My son just had an X-ray and there were checks and balances and careful professionals. It’s taken a hundred years plus to go from early tech to available in local hospitals.

We have barely begun to address the sharp edges of social media, mobiles and more. We will get there, a calm UI and backgrounded tech (hint AI won’t do it magically we need to intentionally give up selling ads every second) but democracy helps.

lifeisstillgood | 10 hours ago

You know whats calm and not distracting? A notebook and pen. You can buy a LOT of decent notebooks for the price of one of the reMarkables mentioned in the article. (~30 or so?), and it will last a lot longer as well. Im starting to sound like a luddite.

choilive | 11 hours ago

The only thing I’d want:

Has no Blue LEDs: Pass

Has a Blue LED: Fail

Edit: Honorable mention for text boxes that silently eat newlines.

TylerE | 9 hours ago

Coincidentally there's an app on the front page that is an open-source and free for the Unpluq product mentioned in the Calm certification: https://news.ycombinator.com/item?id=42782295

brianmaurer | 11 hours ago

I mean right now just seems to be one of those business that one pays to put a logo of a nice green checkmark or a tree to make your product seem more legit and ethical

Sure it’s nice to push bunch of nice UI patterns but I imagine most of the “certified” products weren’t going to be attention hogs anyways. A positive outcome from something like this would be if governments started requiring these kind of certifications like they do for accessibility.

gagik_co | 13 hours ago

I wish wearable tech was dumb. I dont want to connect it to my phone, to an app, to the internet.... _nothing_

Its hard to find these kinds of devices but i have to believe there's a market. I can't be the only one.

username135 | 6 hours ago

> Companies designing new products were unclear on what was right, or wrong, and uncertain about how they might put calm technology ideals into practice.

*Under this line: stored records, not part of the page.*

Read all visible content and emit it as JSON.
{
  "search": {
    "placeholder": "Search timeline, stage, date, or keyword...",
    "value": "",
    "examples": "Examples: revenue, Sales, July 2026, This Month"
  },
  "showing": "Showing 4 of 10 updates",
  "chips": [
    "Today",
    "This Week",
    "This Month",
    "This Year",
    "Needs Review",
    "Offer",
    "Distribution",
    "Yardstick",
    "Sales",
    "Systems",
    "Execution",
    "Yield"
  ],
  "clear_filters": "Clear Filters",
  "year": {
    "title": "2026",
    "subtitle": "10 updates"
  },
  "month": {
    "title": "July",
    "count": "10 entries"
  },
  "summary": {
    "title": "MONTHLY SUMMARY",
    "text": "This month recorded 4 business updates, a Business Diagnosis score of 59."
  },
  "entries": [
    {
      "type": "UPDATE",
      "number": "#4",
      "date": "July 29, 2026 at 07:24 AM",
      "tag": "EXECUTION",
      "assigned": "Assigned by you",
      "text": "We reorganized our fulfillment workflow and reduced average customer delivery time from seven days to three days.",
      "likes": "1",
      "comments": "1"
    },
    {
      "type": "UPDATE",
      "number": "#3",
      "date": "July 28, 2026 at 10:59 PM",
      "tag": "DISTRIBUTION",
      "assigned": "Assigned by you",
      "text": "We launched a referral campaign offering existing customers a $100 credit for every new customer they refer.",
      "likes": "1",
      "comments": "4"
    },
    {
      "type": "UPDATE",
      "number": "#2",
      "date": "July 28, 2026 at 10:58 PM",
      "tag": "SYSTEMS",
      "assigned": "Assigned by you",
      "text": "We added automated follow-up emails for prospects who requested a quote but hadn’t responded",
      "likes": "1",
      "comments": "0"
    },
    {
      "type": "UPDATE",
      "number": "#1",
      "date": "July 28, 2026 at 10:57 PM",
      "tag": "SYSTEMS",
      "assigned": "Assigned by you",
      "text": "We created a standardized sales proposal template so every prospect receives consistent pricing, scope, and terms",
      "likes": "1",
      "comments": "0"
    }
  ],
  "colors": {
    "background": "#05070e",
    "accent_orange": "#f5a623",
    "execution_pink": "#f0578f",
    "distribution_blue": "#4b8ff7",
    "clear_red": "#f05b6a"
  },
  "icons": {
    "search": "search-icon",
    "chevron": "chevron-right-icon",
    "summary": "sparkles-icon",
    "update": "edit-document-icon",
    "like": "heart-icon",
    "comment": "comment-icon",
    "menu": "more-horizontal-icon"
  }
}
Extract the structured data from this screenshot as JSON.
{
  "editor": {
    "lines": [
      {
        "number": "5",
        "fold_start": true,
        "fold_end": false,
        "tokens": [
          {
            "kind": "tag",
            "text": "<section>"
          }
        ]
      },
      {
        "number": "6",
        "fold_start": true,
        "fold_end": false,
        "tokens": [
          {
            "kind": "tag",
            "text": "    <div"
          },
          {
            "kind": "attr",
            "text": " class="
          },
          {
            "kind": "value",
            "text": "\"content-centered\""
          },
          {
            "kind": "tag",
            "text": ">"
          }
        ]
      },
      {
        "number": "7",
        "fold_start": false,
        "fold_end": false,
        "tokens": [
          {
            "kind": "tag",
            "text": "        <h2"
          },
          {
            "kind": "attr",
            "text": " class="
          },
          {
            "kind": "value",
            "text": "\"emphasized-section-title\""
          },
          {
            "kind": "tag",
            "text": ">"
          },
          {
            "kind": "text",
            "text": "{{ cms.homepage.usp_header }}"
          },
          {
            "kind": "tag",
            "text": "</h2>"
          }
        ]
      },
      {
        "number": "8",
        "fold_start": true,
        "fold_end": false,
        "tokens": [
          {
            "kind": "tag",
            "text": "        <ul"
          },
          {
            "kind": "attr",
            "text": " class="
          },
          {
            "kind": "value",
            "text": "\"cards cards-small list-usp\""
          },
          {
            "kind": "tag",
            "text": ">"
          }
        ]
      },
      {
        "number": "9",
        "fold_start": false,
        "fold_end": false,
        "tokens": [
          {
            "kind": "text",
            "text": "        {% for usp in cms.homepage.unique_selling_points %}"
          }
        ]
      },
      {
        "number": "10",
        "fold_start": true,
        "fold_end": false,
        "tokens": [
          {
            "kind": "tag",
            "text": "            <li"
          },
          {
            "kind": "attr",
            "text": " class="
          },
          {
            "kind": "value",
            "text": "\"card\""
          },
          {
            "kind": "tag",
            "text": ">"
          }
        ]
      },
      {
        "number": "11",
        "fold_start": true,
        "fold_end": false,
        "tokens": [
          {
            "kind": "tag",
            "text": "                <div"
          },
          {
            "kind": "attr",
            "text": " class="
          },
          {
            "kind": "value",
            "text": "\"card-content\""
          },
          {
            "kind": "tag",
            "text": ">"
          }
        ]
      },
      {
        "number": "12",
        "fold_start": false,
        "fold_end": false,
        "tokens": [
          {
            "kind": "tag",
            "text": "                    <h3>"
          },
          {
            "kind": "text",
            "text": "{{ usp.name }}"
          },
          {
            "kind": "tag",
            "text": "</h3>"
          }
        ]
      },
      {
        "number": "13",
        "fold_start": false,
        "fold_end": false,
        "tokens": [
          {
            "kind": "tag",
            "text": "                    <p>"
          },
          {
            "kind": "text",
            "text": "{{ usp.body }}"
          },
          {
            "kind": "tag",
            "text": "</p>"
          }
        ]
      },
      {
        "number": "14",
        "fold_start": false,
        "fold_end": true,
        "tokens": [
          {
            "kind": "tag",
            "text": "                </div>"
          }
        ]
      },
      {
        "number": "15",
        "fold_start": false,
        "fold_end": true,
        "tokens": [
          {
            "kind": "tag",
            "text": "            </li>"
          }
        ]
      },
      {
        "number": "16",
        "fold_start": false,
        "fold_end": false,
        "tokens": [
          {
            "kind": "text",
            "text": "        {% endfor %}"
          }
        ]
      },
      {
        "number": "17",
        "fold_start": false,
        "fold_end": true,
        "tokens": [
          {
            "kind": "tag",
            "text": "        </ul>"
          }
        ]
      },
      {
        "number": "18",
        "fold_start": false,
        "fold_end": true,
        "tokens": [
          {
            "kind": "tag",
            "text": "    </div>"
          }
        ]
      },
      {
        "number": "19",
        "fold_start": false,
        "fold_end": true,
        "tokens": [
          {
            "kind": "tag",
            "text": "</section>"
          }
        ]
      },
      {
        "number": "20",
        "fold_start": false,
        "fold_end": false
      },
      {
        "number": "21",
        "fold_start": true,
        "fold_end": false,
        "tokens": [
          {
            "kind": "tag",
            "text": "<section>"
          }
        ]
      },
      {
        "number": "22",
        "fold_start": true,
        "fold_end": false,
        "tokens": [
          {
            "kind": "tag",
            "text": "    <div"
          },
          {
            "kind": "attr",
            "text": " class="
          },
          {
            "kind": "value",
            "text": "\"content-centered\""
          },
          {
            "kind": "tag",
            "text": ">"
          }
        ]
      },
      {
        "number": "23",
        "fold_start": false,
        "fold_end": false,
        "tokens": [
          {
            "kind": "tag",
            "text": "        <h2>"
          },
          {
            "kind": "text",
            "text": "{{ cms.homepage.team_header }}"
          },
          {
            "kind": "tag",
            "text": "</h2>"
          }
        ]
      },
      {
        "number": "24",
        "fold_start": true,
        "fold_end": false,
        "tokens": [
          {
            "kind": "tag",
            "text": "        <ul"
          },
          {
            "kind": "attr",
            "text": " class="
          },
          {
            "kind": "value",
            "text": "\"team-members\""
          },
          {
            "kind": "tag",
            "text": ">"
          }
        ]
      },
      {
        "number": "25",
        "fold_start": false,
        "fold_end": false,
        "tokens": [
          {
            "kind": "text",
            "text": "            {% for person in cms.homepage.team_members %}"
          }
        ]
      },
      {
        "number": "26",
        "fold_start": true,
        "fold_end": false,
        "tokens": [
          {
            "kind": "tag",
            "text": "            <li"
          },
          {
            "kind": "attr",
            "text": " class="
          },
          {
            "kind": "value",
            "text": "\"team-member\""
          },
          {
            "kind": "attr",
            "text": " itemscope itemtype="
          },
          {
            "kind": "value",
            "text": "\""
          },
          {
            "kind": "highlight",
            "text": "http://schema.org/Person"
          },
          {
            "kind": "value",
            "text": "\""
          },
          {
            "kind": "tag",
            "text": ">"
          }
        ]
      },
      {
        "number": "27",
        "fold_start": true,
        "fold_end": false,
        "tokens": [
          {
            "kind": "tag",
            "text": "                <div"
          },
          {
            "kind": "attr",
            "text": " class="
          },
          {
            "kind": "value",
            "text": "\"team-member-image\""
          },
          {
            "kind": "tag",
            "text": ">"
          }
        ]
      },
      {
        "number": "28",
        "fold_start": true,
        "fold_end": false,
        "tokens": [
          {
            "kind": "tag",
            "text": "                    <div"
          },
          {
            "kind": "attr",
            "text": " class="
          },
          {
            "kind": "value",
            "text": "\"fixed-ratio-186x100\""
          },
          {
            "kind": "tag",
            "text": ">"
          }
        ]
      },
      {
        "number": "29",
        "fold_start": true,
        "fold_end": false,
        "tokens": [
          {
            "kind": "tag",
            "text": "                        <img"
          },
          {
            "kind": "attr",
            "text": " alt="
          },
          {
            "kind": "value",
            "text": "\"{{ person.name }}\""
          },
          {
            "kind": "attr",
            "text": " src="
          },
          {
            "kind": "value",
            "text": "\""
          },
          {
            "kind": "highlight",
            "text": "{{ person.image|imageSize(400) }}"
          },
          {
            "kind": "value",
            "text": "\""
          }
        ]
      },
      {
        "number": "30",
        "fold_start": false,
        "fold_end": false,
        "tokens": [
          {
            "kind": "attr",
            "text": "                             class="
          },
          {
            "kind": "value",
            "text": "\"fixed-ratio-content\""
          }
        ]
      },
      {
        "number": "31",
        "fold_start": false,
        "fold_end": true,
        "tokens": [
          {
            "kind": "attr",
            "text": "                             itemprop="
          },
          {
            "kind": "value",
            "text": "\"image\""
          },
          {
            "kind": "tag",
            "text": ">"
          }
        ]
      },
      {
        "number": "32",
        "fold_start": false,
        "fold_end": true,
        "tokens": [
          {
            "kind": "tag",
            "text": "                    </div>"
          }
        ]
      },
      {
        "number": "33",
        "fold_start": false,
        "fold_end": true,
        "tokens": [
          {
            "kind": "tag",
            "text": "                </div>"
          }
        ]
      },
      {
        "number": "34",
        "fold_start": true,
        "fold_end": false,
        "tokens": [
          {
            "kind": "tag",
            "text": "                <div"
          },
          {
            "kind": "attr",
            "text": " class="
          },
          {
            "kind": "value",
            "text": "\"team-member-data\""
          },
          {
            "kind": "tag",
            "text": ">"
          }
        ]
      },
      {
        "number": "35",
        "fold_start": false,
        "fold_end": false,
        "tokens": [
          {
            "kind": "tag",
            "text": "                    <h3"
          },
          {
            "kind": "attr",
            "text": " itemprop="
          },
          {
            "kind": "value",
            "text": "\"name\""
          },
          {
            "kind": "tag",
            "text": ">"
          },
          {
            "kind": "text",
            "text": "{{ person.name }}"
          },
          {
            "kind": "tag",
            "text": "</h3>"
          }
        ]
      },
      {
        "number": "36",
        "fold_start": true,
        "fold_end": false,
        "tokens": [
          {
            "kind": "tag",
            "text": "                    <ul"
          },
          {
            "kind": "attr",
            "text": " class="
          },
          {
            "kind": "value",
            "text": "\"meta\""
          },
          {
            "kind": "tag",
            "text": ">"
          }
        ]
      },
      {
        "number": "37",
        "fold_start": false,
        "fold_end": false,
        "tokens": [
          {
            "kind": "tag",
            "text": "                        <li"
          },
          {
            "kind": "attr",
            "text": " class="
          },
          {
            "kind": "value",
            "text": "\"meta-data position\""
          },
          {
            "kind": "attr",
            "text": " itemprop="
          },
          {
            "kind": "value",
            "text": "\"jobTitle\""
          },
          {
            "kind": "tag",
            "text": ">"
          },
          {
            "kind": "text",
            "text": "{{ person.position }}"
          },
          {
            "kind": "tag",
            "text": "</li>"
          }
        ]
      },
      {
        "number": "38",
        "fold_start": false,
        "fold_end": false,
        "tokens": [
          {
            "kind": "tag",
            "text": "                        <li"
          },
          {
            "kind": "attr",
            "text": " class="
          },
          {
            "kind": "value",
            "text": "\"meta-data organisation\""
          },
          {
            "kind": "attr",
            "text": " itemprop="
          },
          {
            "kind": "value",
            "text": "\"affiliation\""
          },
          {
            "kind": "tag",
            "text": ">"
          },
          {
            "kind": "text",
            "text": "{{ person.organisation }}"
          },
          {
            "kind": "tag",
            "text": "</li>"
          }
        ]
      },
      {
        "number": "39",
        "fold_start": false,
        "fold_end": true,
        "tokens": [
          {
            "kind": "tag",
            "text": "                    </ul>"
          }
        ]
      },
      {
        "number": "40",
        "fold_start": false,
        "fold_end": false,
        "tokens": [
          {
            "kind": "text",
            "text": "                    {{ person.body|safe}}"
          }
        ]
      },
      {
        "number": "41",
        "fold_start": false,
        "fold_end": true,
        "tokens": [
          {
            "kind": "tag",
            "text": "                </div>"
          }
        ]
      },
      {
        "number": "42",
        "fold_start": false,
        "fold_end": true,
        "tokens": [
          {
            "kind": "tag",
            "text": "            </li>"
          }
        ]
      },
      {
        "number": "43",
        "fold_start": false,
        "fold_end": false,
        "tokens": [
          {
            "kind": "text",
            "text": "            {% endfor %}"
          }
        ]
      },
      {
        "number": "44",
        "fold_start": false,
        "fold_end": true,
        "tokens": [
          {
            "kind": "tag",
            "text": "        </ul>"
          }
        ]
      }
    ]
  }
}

Nope. That’s not at all what the problem is. The problem is that when you implement features that respect the users attention an engagement metric dips slightly. And a shot caller notices. They roll the feature back. Because at the end of the day your calm means fuck all to the pursuit of endless growth.

localghost3000 | 14 hours ago

If it doesn't make as money as addition tech it will lose.

CatWChainsaw | 9 hours ago

less distracting, less distracting, less distracting than what?, oh ! oh! I know this one its called lowering the bar, all the way, from where a device or a technology does something that saves you time and effort, to where it costs you time and attention from the things you need to do, but thats ok. where is a ludite with a big wrench

metalman | 9 hours ago

I mean that mui Board thing is pretty cool and novel, that would definitely distract me for a while.

everyone | 12 hours ago

working on some product ideas now, finding that any code or set of interactions you can abstract up into an analog control loop is both calm and powerful.

if you have a system where you can dynamically dial resources up and down to find an optimal output, that's a high value system. I think understanding this balance is how aesthetic properties translate into value.

motohagiography | 13 hours ago

I was trying to read the article about less-distracting tech, but I was distracted by a "create an account" popup that covered the screen while doing so

Minor49er | 16 hours ago

Need to try it here, dorry for OT: Does anyone know investors in europe looking to fund something a little moonshotty? What i've been working on is fundamentally "calm" at it's core, yet more advanced tech.

Happy for any input (don't think VC is the route to go).